O garoto foi morto após uma explosão nas proximidades da Escola Primária Imam Reza, em Abyek, na província de Qazvin, a oeste de Teerã. Imagens de câmeras de segurança mostram dezenas de estudantes no pátio quando uma forte detonação ocorre, estilhaçando janelas e provocando correria entre as crianças.
A mãe de Mikaeil, em entrevista ao jornal Hamshahri, relatou que o filho pediu para ser fotografado antes de sair de casa. Na noite anterior, ele havia elogiado o jantar da família, dizendo: ‘Mãe, a comida que você fez tem gosto de paraíso’. Mais tarde, brincou com o irmão antes de dormir. Desde então, a fotografia circula intensamente nas redes sociais e em canais ligados ao governo de Teerã.

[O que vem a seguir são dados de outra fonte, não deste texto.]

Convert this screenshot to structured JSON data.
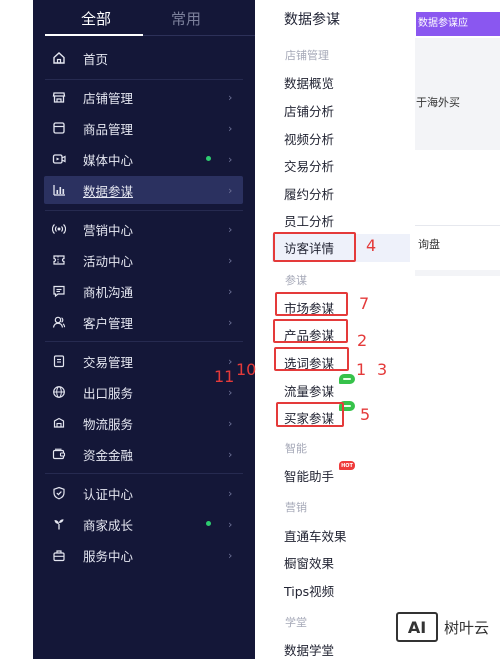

Ferramentas de verificação indicam alta probabilidade de que a imagem seja autêntica, um dado relevante em meio à quantidade de conteúdos manipulados que circulam durante a guerra. A autoria do bombardeio que atingiu a área da escola está sob investigação. O jornal The Times, com auxílio de um especialista em geolocalização, concluiu que o alvo provável do ataque era uma torre de comunicações localizada a menos de 120 metros do parque infantil da escola, que foi reduzida a escombros após a detonação.

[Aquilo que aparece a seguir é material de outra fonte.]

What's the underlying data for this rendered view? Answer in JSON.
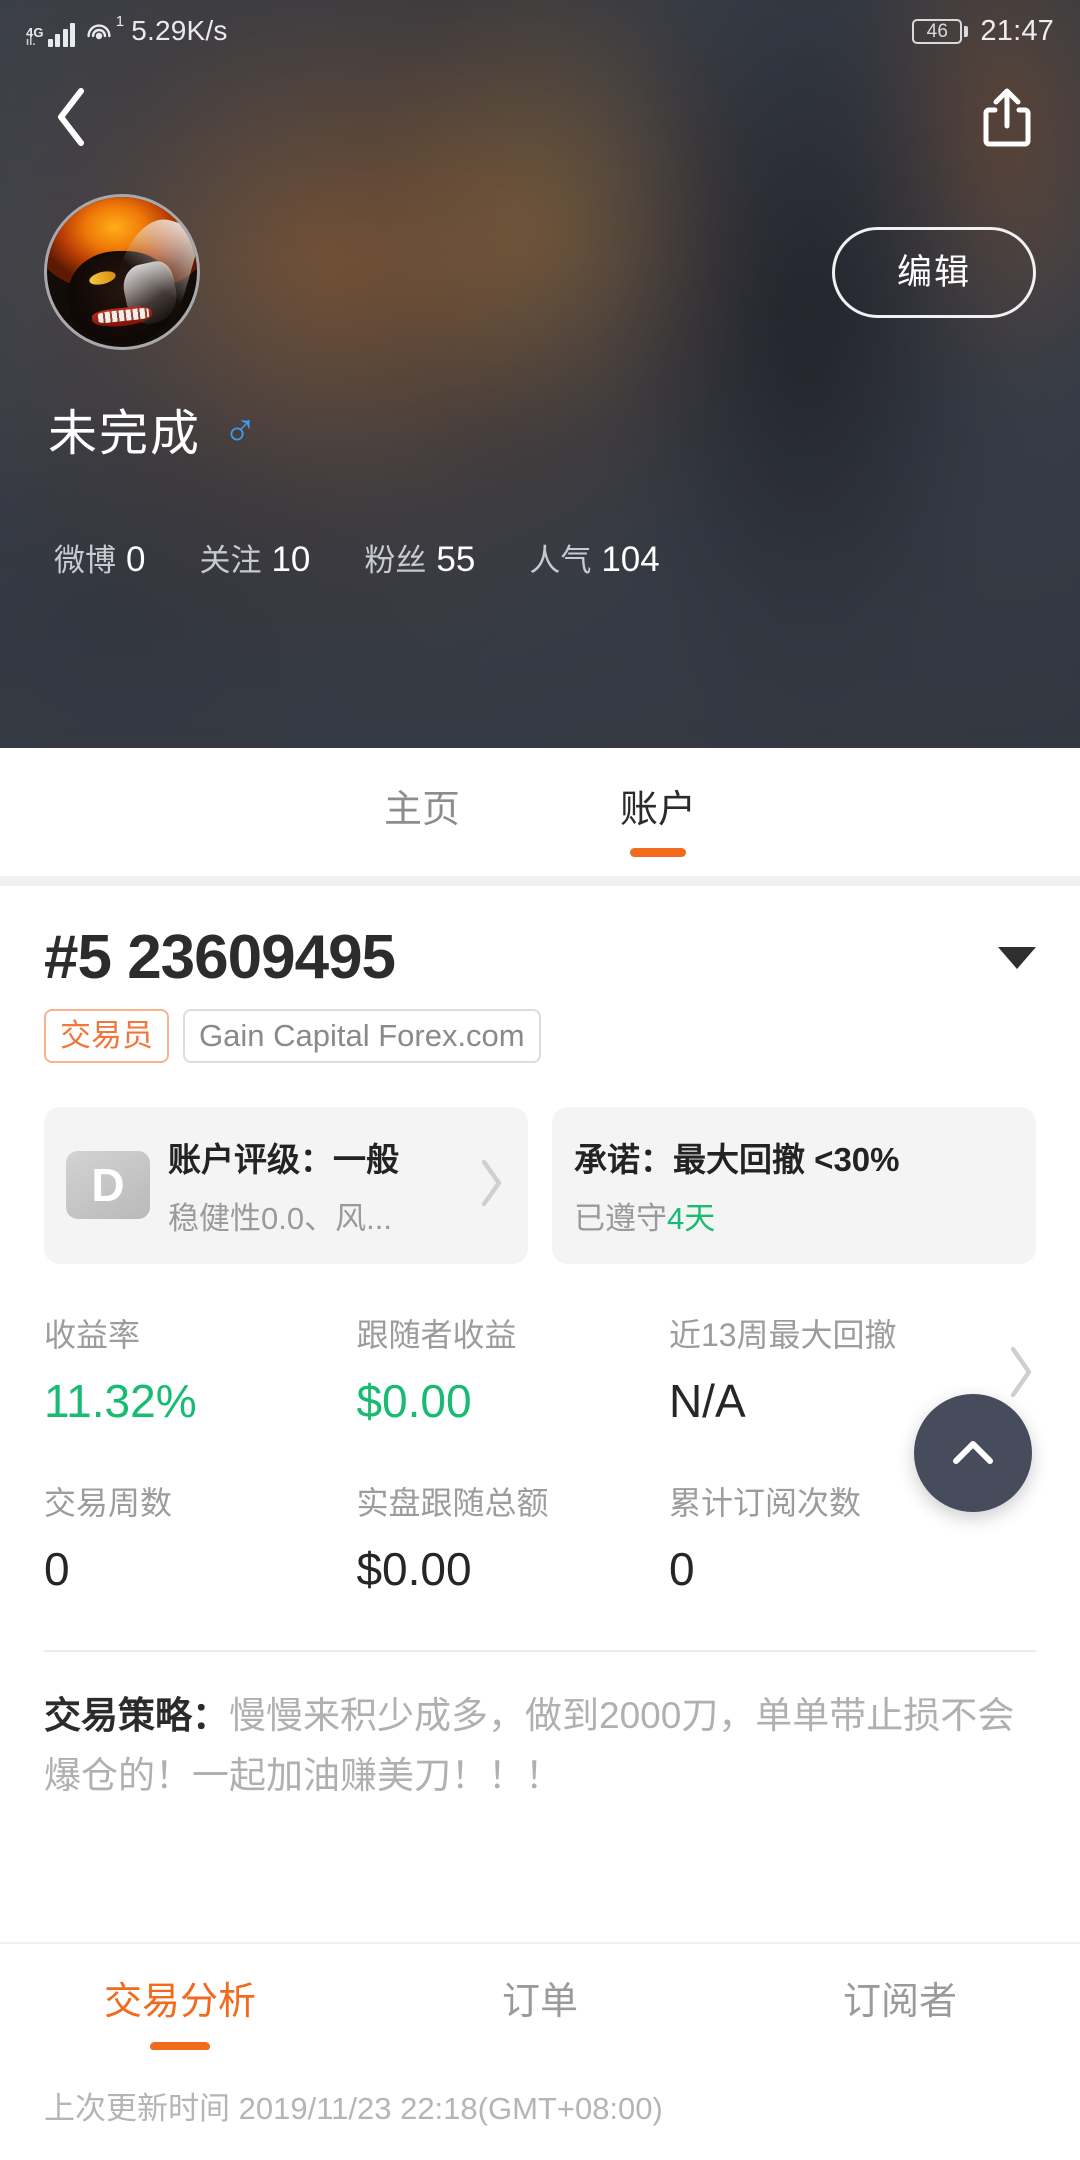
{
  "statusbar": {
    "network_type": "4G",
    "hotspot_count": "1",
    "speed": "5.29K/s",
    "battery": "46",
    "time": "21:47"
  },
  "nav": {
    "back_icon": "chevron-left-icon",
    "share_icon": "share-icon"
  },
  "profile": {
    "edit_label": "编辑",
    "username": "未完成",
    "gender_symbol": "♂",
    "stats": [
      {
        "label": "微博",
        "value": "0"
      },
      {
        "label": "关注",
        "value": "10"
      },
      {
        "label": "粉丝",
        "value": "55"
      },
      {
        "label": "人气",
        "value": "104"
      }
    ]
  },
  "top_tabs": [
    {
      "label": "主页",
      "active": false
    },
    {
      "label": "账户",
      "active": true
    }
  ],
  "account": {
    "id": "#5 23609495",
    "trader_badge": "交易员",
    "broker_badge": "Gain Capital Forex.com",
    "rating_card": {
      "grade": "D",
      "title": "账户评级：一般",
      "subtitle": "稳健性0.0、风..."
    },
    "promise_card": {
      "title": "承诺：最大回撤 <30%",
      "sub_prefix": "已遵守",
      "sub_highlight": "4天"
    },
    "metrics_row1": [
      {
        "label": "收益率",
        "value": "11.32%",
        "color": "green"
      },
      {
        "label": "跟随者收益",
        "value": "$0.00",
        "color": "green"
      },
      {
        "label": "近13周最大回撤",
        "value": "N/A",
        "color": "dark"
      }
    ],
    "metrics_row2": [
      {
        "label": "交易周数",
        "value": "0",
        "color": "dark"
      },
      {
        "label": "实盘跟随总额",
        "value": "$0.00",
        "color": "dark"
      },
      {
        "label": "累计订阅次数",
        "value": "0",
        "color": "dark"
      }
    ],
    "strategy_label": "交易策略：",
    "strategy_text": "慢慢来积少成多，做到2000刀，单单带止损不会爆仓的！一起加油赚美刀！！！"
  },
  "bottom_tabs": [
    {
      "label": "交易分析",
      "active": true
    },
    {
      "label": "订单",
      "active": false
    },
    {
      "label": "订阅者",
      "active": false
    }
  ],
  "footer": {
    "updated_text": "上次更新时间 2019/11/23 22:18(GMT+08:00)"
  },
  "fab": {
    "icon": "chevron-up-icon"
  },
  "colors": {
    "accent": "#f26a1b",
    "positive": "#17bb72",
    "badge_border": "#f9b38c"
  }
}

Um vídeo do momento mostra uma criança caindo no chão perto de uma trave de gol, aparentemente atingida por destroços. A agência de notícias Tasnim identificou o menino como Mahyar Zanganeh, afirmando que ele não sobreviveu. No mesmo dia, outro bombardeio atingiu uma escola para meninas em Minab, no sul do Irã, resultando em pelo menos 175 mortos.
Organizações de professores iranianos se manifestaram sobre os ataques. Shiva Amelirad, representante internacional do Conselho Coordenador dos Sindicatos de Professores Iranianos, afirmou que o contato com membros ativos na província de Qazvin ainda não foi possível devido às interrupções da internet em todo o país. Ataques deliberados a escolas e estruturas civis são considerados crimes de guerra de acordo com o direito internacional.